Когда его захватят, его потащят на суд и будут судить хуже чем разбойника: Радзивилла будут судить за измену!
Его покинули родные, покинули друзья, поместья его заняли войска, развеялись как дым его богатства и сокровища — и этот пан, этот князь, который поражал некогда своим богатством французский двор, который на пирах у себя принимал тысячи шляхты, который держал десятки тысяч собственного войска, одевал и кормил, не мог теперь куском хлеба подкрепить гаснущие силы, и — страшно сказать! — он, Радзивилл, в последние минуты своей жизни был голоден.
В замке давно уже не хватало провианту, из тощих запасов шведский комендант выдавал князю только маленькие порции, а князь не решался его просить.
О, если бы та лихорадка, которая подтачивала его силы, отняла у него сознание. Но нет! Грудь его поднималась все тяжелее, дыхание превращалось в какие-то хрипы, опухшим рукам и ногам было холодно, но мозг его, несмотря на минутные приступы безумия, несмотря на страшные видения и призраки, работал совершенно правильно. И князь видел весь ужас своего падения, свою нищету и унижение, — знаменитый воин, привыкший к победам, видел всю чудовищность своего поражения… И страдания его были так ужасны, что могли сравниться разве лишь с его грехами.

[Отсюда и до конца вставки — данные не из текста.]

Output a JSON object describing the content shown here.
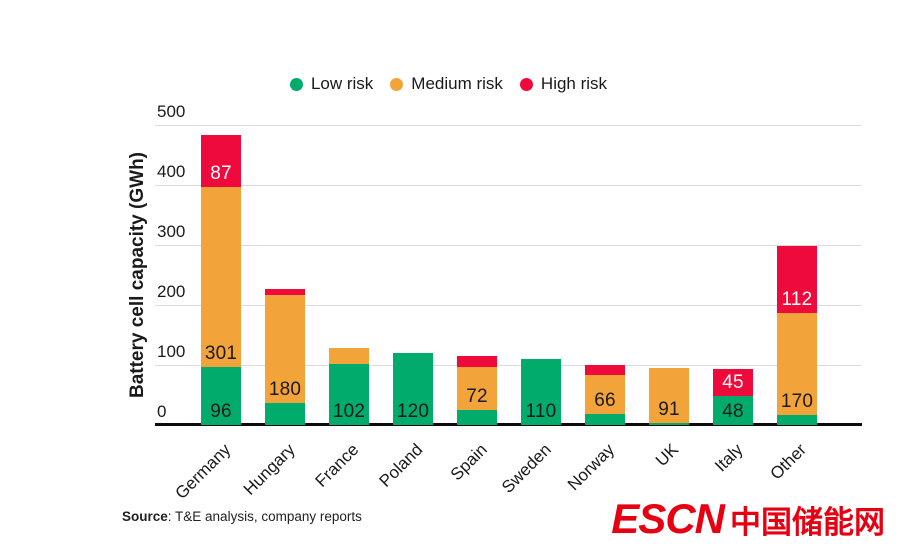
{
  "colors": {
    "low": "#00ab6c",
    "medium": "#f2a43a",
    "high": "#ee0b3c",
    "grid": "#dcdcdc",
    "axis": "#0c0c0c",
    "text": "#1a1a1a",
    "label_on_high": "#ffffff",
    "logo": "#e60012"
  },
  "legend": {
    "items": [
      {
        "label": "Low risk",
        "key": "low"
      },
      {
        "label": "Medium risk",
        "key": "medium"
      },
      {
        "label": "High risk",
        "key": "high"
      }
    ]
  },
  "chart_data": {
    "type": "bar",
    "stacked": true,
    "title": "",
    "xlabel": "",
    "ylabel": "Battery cell capacity (GWh)",
    "ylim": [
      0,
      500
    ],
    "yticks": [
      0,
      100,
      200,
      300,
      400,
      500
    ],
    "grid": true,
    "legend_position": "top",
    "categories": [
      "Germany",
      "Hungary",
      "France",
      "Poland",
      "Spain",
      "Sweden",
      "Norway",
      "UK",
      "Italy",
      "Other"
    ],
    "series": [
      {
        "name": "Low risk",
        "key": "low",
        "values": [
          96,
          36,
          102,
          120,
          25,
          110,
          18,
          4,
          48,
          16
        ],
        "data_labels": [
          "96",
          "",
          "102",
          "120",
          "",
          "110",
          "",
          "",
          "48",
          ""
        ]
      },
      {
        "name": "Medium risk",
        "key": "medium",
        "values": [
          301,
          180,
          26,
          0,
          72,
          0,
          66,
          91,
          0,
          170
        ],
        "data_labels": [
          "301",
          "180",
          "",
          "",
          "72",
          "",
          "66",
          "91",
          "",
          "170"
        ]
      },
      {
        "name": "High risk",
        "key": "high",
        "values": [
          87,
          10,
          0,
          0,
          18,
          0,
          16,
          0,
          45,
          112
        ],
        "data_labels": [
          "87",
          "",
          "",
          "",
          "",
          "",
          "",
          "",
          "45",
          "112"
        ]
      }
    ]
  },
  "source": {
    "prefix": "Source",
    "text": ": T&E analysis, company reports"
  },
  "logo": {
    "latin": "ESCN",
    "chinese": "中国储能网"
  }
}
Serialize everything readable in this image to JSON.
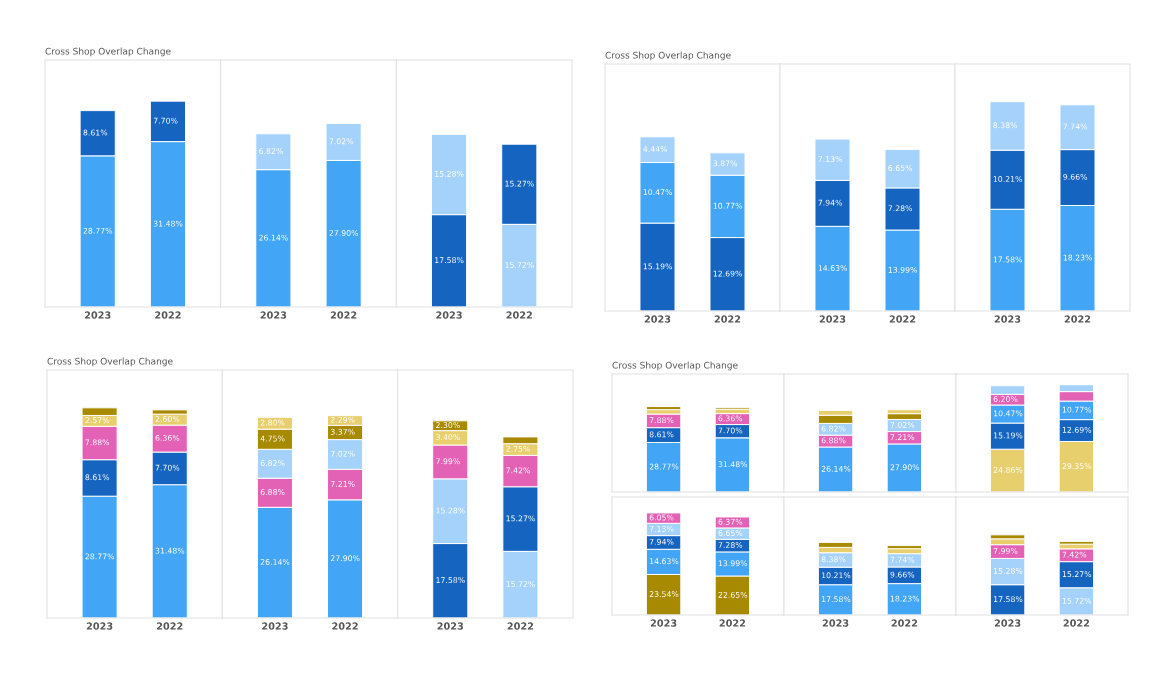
{
  "chart_data": [
    {
      "type": "bar",
      "title": "Cross Shop Overlap Change",
      "categories": [
        "2023",
        "2022"
      ],
      "stacked": true,
      "tick_labels": "x",
      "series": [
        {
          "color": "#42a5f5",
          "values": [
            28.77,
            31.48
          ],
          "value_labels": [
            "28.77%",
            "31.48%"
          ]
        },
        {
          "color": "#1565c0",
          "values": [
            8.61,
            7.7
          ],
          "value_labels": [
            "8.61%",
            "7.70%"
          ]
        }
      ]
    },
    {
      "type": "bar",
      "categories": [
        "2023",
        "2022"
      ],
      "stacked": true,
      "tick_labels": "x",
      "series": [
        {
          "color": "#42a5f5",
          "values": [
            26.14,
            27.9
          ],
          "value_labels": [
            "26.14%",
            "27.90%"
          ]
        },
        {
          "color": "#a5d2fb",
          "values": [
            6.82,
            7.02
          ],
          "value_labels": [
            "6.82%",
            "7.02%"
          ]
        }
      ]
    },
    {
      "type": "bar",
      "categories": [
        "2023",
        "2022"
      ],
      "stacked": true,
      "tick_labels": "x",
      "series": [
        {
          "color": "#1565c0",
          "values": [
            17.58,
            15.27
          ],
          "value_labels": [
            "17.58%",
            "15.27%"
          ]
        },
        {
          "color": "#a5d2fb",
          "values": [
            15.28,
            15.72
          ],
          "value_labels": [
            "15.28%",
            "15.72%"
          ]
        }
      ]
    },
    {
      "type": "bar",
      "title": "Cross Shop Overlap Change",
      "categories": [
        "2023",
        "2022"
      ],
      "stacked": true,
      "tick_labels": "x",
      "series": [
        {
          "color": "#1565c0",
          "values": [
            15.19,
            12.69
          ],
          "value_labels": [
            "15.19%",
            "12.69%"
          ]
        },
        {
          "color": "#42a5f5",
          "values": [
            10.47,
            10.77
          ],
          "value_labels": [
            "10.47%",
            "10.77%"
          ]
        },
        {
          "color": "#a5d2fb",
          "values": [
            4.44,
            3.87
          ],
          "value_labels": [
            "4.44%",
            "3.87%"
          ]
        }
      ]
    },
    {
      "type": "bar",
      "categories": [
        "2023",
        "2022"
      ],
      "stacked": true,
      "tick_labels": "x",
      "series": [
        {
          "color": "#42a5f5",
          "values": [
            14.63,
            13.99
          ],
          "value_labels": [
            "14.63%",
            "13.99%"
          ]
        },
        {
          "color": "#1565c0",
          "values": [
            7.94,
            7.28
          ],
          "value_labels": [
            "7.94%",
            "7.28%"
          ]
        },
        {
          "color": "#a5d2fb",
          "values": [
            7.13,
            6.65
          ],
          "value_labels": [
            "7.13%",
            "6.65%"
          ]
        }
      ]
    },
    {
      "type": "bar",
      "categories": [
        "2023",
        "2022"
      ],
      "stacked": true,
      "tick_labels": "x",
      "series": [
        {
          "color": "#42a5f5",
          "values": [
            17.58,
            18.23
          ],
          "value_labels": [
            "17.58%",
            "18.23%"
          ]
        },
        {
          "color": "#1565c0",
          "values": [
            10.21,
            9.66
          ],
          "value_labels": [
            "10.21%",
            "9.66%"
          ]
        },
        {
          "color": "#a5d2fb",
          "values": [
            8.38,
            7.74
          ],
          "value_labels": [
            "8.38%",
            "7.74%"
          ]
        }
      ]
    },
    {
      "type": "bar",
      "title": "Cross Shop Overlap Change",
      "categories": [
        "2023",
        "2022"
      ],
      "stacked": true,
      "tick_labels": "x",
      "series": [
        {
          "color": "#42a5f5",
          "values": [
            28.77,
            31.48
          ],
          "value_labels": [
            "28.77%",
            "31.48%"
          ]
        },
        {
          "color": "#1565c0",
          "values": [
            8.61,
            7.7
          ],
          "value_labels": [
            "8.61%",
            "7.70%"
          ]
        },
        {
          "color": "#e462b6",
          "values": [
            7.88,
            6.36
          ],
          "value_labels": [
            "7.88%",
            "6.36%"
          ]
        },
        {
          "color": "#e8cf6e",
          "values": [
            2.57,
            2.6
          ],
          "value_labels": [
            "2.57%",
            "2.60%"
          ]
        },
        {
          "color": "#a88a00",
          "values": [
            1.8,
            1.0
          ],
          "value_labels": [
            null,
            null
          ]
        }
      ]
    },
    {
      "type": "bar",
      "categories": [
        "2023",
        "2022"
      ],
      "stacked": true,
      "tick_labels": "x",
      "series": [
        {
          "color": "#42a5f5",
          "values": [
            26.14,
            27.9
          ],
          "value_labels": [
            "26.14%",
            "27.90%"
          ]
        },
        {
          "color": "#e462b6",
          "values": [
            6.88,
            7.21
          ],
          "value_labels": [
            "6.88%",
            "7.21%"
          ]
        },
        {
          "color": "#a5d2fb",
          "values": [
            6.82,
            7.02
          ],
          "value_labels": [
            "6.82%",
            "7.02%"
          ]
        },
        {
          "color": "#a88a00",
          "values": [
            4.75,
            3.37
          ],
          "value_labels": [
            "4.75%",
            "3.37%"
          ]
        },
        {
          "color": "#e8cf6e",
          "values": [
            2.8,
            2.29
          ],
          "value_labels": [
            "2.80%",
            "2.29%"
          ]
        }
      ]
    },
    {
      "type": "bar",
      "categories": [
        "2023",
        "2022"
      ],
      "stacked": true,
      "tick_labels": "x",
      "series": [
        {
          "color": "#1565c0",
          "values": [
            17.58,
            15.27
          ],
          "value_labels": [
            "17.58%",
            "15.27%"
          ]
        },
        {
          "color": "#a5d2fb",
          "values": [
            15.28,
            15.72
          ],
          "value_labels": [
            "15.28%",
            "15.72%"
          ]
        },
        {
          "color": "#e462b6",
          "values": [
            7.99,
            7.42
          ],
          "value_labels": [
            "7.99%",
            "7.42%"
          ]
        },
        {
          "color": "#e8cf6e",
          "values": [
            3.4,
            2.75
          ],
          "value_labels": [
            "3.40%",
            "2.75%"
          ]
        },
        {
          "color": "#a88a00",
          "values": [
            2.3,
            1.6
          ],
          "value_labels": [
            "2.30%",
            null
          ]
        }
      ]
    },
    {
      "type": "bar",
      "title": "Cross Shop Overlap Change",
      "categories": [
        "2023",
        "2022"
      ],
      "stacked": true,
      "tick_labels": false,
      "series": [
        {
          "color": "#42a5f5",
          "values": [
            28.77,
            31.48
          ],
          "value_labels": [
            "28.77%",
            "31.48%"
          ]
        },
        {
          "color": "#1565c0",
          "values": [
            8.61,
            7.7
          ],
          "value_labels": [
            "8.61%",
            "7.70%"
          ]
        },
        {
          "color": "#e462b6",
          "values": [
            7.88,
            6.36
          ],
          "value_labels": [
            "7.88%",
            "6.36%"
          ]
        },
        {
          "color": "#e8cf6e",
          "values": [
            2.57,
            2.6
          ],
          "value_labels": [
            null,
            null
          ]
        },
        {
          "color": "#a88a00",
          "values": [
            1.8,
            1.0
          ],
          "value_labels": [
            null,
            null
          ]
        }
      ]
    },
    {
      "type": "bar",
      "categories": [
        "2023",
        "2022"
      ],
      "stacked": true,
      "tick_labels": false,
      "series": [
        {
          "color": "#42a5f5",
          "values": [
            26.14,
            27.9
          ],
          "value_labels": [
            "26.14%",
            "27.90%"
          ]
        },
        {
          "color": "#e462b6",
          "values": [
            6.88,
            7.21
          ],
          "value_labels": [
            "6.88%",
            "7.21%"
          ]
        },
        {
          "color": "#a5d2fb",
          "values": [
            6.82,
            7.02
          ],
          "value_labels": [
            "6.82%",
            "7.02%"
          ]
        },
        {
          "color": "#a88a00",
          "values": [
            4.75,
            3.37
          ],
          "value_labels": [
            null,
            null
          ]
        },
        {
          "color": "#e8cf6e",
          "values": [
            2.8,
            2.29
          ],
          "value_labels": [
            null,
            null
          ]
        }
      ]
    },
    {
      "type": "bar",
      "categories": [
        "2023",
        "2022"
      ],
      "stacked": true,
      "tick_labels": false,
      "series": [
        {
          "color": "#e8cf6e",
          "values": [
            24.86,
            29.35
          ],
          "value_labels": [
            "24.86%",
            "29.35%"
          ]
        },
        {
          "color": "#1565c0",
          "values": [
            15.19,
            12.69
          ],
          "value_labels": [
            "15.19%",
            "12.69%"
          ]
        },
        {
          "color": "#42a5f5",
          "values": [
            10.47,
            10.77
          ],
          "value_labels": [
            "10.47%",
            "10.77%"
          ]
        },
        {
          "color": "#e462b6",
          "values": [
            6.2,
            5.5
          ],
          "value_labels": [
            "6.20%",
            null
          ]
        },
        {
          "color": "#a5d2fb",
          "values": [
            5.0,
            4.0
          ],
          "value_labels": [
            null,
            null
          ]
        }
      ]
    },
    {
      "type": "bar",
      "categories": [
        "2023",
        "2022"
      ],
      "stacked": true,
      "tick_labels": "x",
      "series": [
        {
          "color": "#a88a00",
          "values": [
            23.54,
            22.65
          ],
          "value_labels": [
            "23.54%",
            "22.65%"
          ]
        },
        {
          "color": "#42a5f5",
          "values": [
            14.63,
            13.99
          ],
          "value_labels": [
            "14.63%",
            "13.99%"
          ]
        },
        {
          "color": "#1565c0",
          "values": [
            7.94,
            7.28
          ],
          "value_labels": [
            "7.94%",
            "7.28%"
          ]
        },
        {
          "color": "#a5d2fb",
          "values": [
            7.13,
            6.65
          ],
          "value_labels": [
            "7.13%",
            "6.65%"
          ]
        },
        {
          "color": "#e462b6",
          "values": [
            6.05,
            6.37
          ],
          "value_labels": [
            "6.05%",
            "6.37%"
          ]
        }
      ]
    },
    {
      "type": "bar",
      "categories": [
        "2023",
        "2022"
      ],
      "stacked": true,
      "tick_labels": "x",
      "series": [
        {
          "color": "#42a5f5",
          "values": [
            17.58,
            18.23
          ],
          "value_labels": [
            "17.58%",
            "18.23%"
          ]
        },
        {
          "color": "#1565c0",
          "values": [
            10.21,
            9.66
          ],
          "value_labels": [
            "10.21%",
            "9.66%"
          ]
        },
        {
          "color": "#a5d2fb",
          "values": [
            8.38,
            7.74
          ],
          "value_labels": [
            "8.38%",
            "7.74%"
          ]
        },
        {
          "color": "#e8cf6e",
          "values": [
            3.1,
            2.9
          ],
          "value_labels": [
            null,
            null
          ]
        },
        {
          "color": "#a88a00",
          "values": [
            2.9,
            1.8
          ],
          "value_labels": [
            null,
            null
          ]
        }
      ]
    },
    {
      "type": "bar",
      "categories": [
        "2023",
        "2022"
      ],
      "stacked": true,
      "tick_labels": "x",
      "series": [
        {
          "color": "#1565c0",
          "values": [
            17.58,
            15.27
          ],
          "value_labels": [
            "17.58%",
            "15.27%"
          ]
        },
        {
          "color": "#a5d2fb",
          "values": [
            15.28,
            15.72
          ],
          "value_labels": [
            "15.28%",
            "15.72%"
          ]
        },
        {
          "color": "#e462b6",
          "values": [
            7.99,
            7.42
          ],
          "value_labels": [
            "7.99%",
            "7.42%"
          ]
        },
        {
          "color": "#e8cf6e",
          "values": [
            3.4,
            2.75
          ],
          "value_labels": [
            null,
            null
          ]
        },
        {
          "color": "#a88a00",
          "values": [
            2.3,
            1.6
          ],
          "value_labels": [
            null,
            null
          ]
        }
      ]
    }
  ]
}
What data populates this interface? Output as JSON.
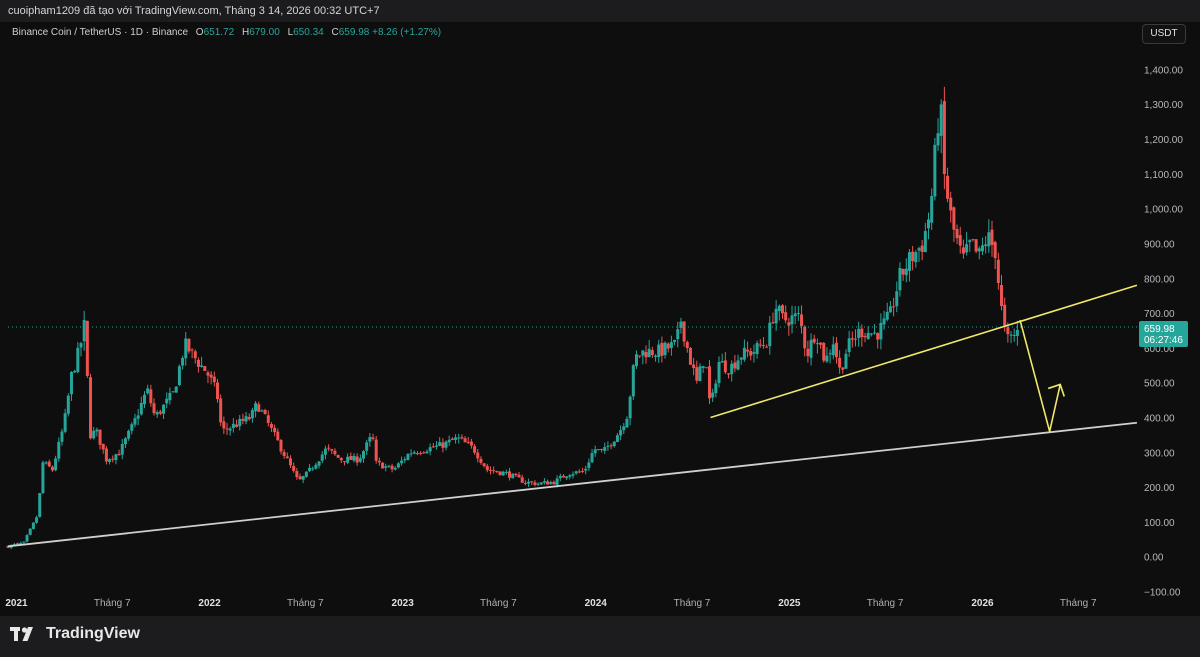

Кроме того, как эринии — Ореста, его терзали упреки совести, и на всем свете не было места, куда бы он мог от них спрятаться. Они терзали его днем, терзали ночью, в поле и дома; гордость его не могла ни побороть их, ни оттолкнуть. Чем глубже было его падение, тем ужаснее они его терзали. И у него бывали минуты, когда он ногтями рвал свою грудь. Когда неприятель пришел в отчизну, когда над ее несчастными судьбами, над ее муками и страданиями скорбели чужие народы, — он, великий гетман литовский, вместо того чтобы выйти в поле, вместо того чтобы пожертвовать ради отчизны последней каплей крови, вместо того чтобы изумить своими подвигами мир, заложить последний кунтуш, как это сделал Сапега, — он вошел в сношение с неприятелем и поднял свою святотатственную руку против матери-отчизны, против законного государя и залил эту отчизну кровью ее же сынов… Он сделал все это — и теперь он стоит у предела не только позора, но и жизни; настал час возмездия… И что ждет его там, по ту сторону? Волосы дыбом вставали у него на голове, когда он об этом думал, ибо, когда он занес свою руку на отчизну, он казался себе великаном в сравнении с нею, а теперь все изменилось. Теперь он стал карликом, а Речь Посполитая, восставшая из праха и пепла, казалась ему каким-то грозным великаном, с ликом таинственным и полным священного величия. И она все росла в его глазах и с каждой минутой становилась могущественнее. В сравнении с нею он чувствовал себя теперь пылинкой, и как князь, и как гетман, и как Радзивилл. Он не мог понять, что это такое? Какие-то неведомые волны поднимались вокруг него, надвигались с грохотом и шумом, все ближе и ближе, вздымались все выше и выше, и он понимал лишь одно: что он должен в них утонуть, что утонуть в них должны и сотни таких, как он. Когда эти мысли гудели у него в голове, его охватывал ужас перед этой матерью, перед Речью Посполитой, ибо он не узнавал черты ее лица, некогда столь ласковые и нежные.
Он пал духом — в груди у него жил только ужас. Минутами ему казалось, что его окружает совсем другая страна, совсем другие люди. Из-за стен замка до него доносилось все, что происходило в занятой неприятелем Речи Посполитой, а происходило там нечто странное и ужасное. Начиналась война не на жизнь, а на смерть со шведами и изменниками — война тем более страшная, что никто не мог ее предвидеть. Речь Посполитая начала мстить. И в гневе ее было нечто похожее на гнев оскорбленного Бога.
Когда из-за стен до него дошли слухи об осаде Ченстохова, Радзивилл, хотя он и был кальвинистом, испугался — и ужас более не покидал его душу. Именно тогда он и заметил те таинственные волны, которые должны были поглотить и его и шведов; и нашествие шведов показалось ему не нашествием, а святотатством и преступлением. Только тогда впервые спала с его глаз завеса, и он увидел изменившийся лик отчизны, уже не матери, а карающей повелительницы.
Все, кто остался ей верен и служил ей всей душой, возвышались все более, кто грешил против нее — падал.
«Значит, никому нельзя думать, — говорил про себя князь, — ни о собственном возвеличении, ни о возвеличении рода, а только ей одной надо посвятить и жизнь, и силы, и любовь?..»
Но для него все это было уже поздно, ему уже нечем было жертвовать, ибо перед ним уже не было будущего, кроме загробного, — и при одной мысли о нем он дрожал.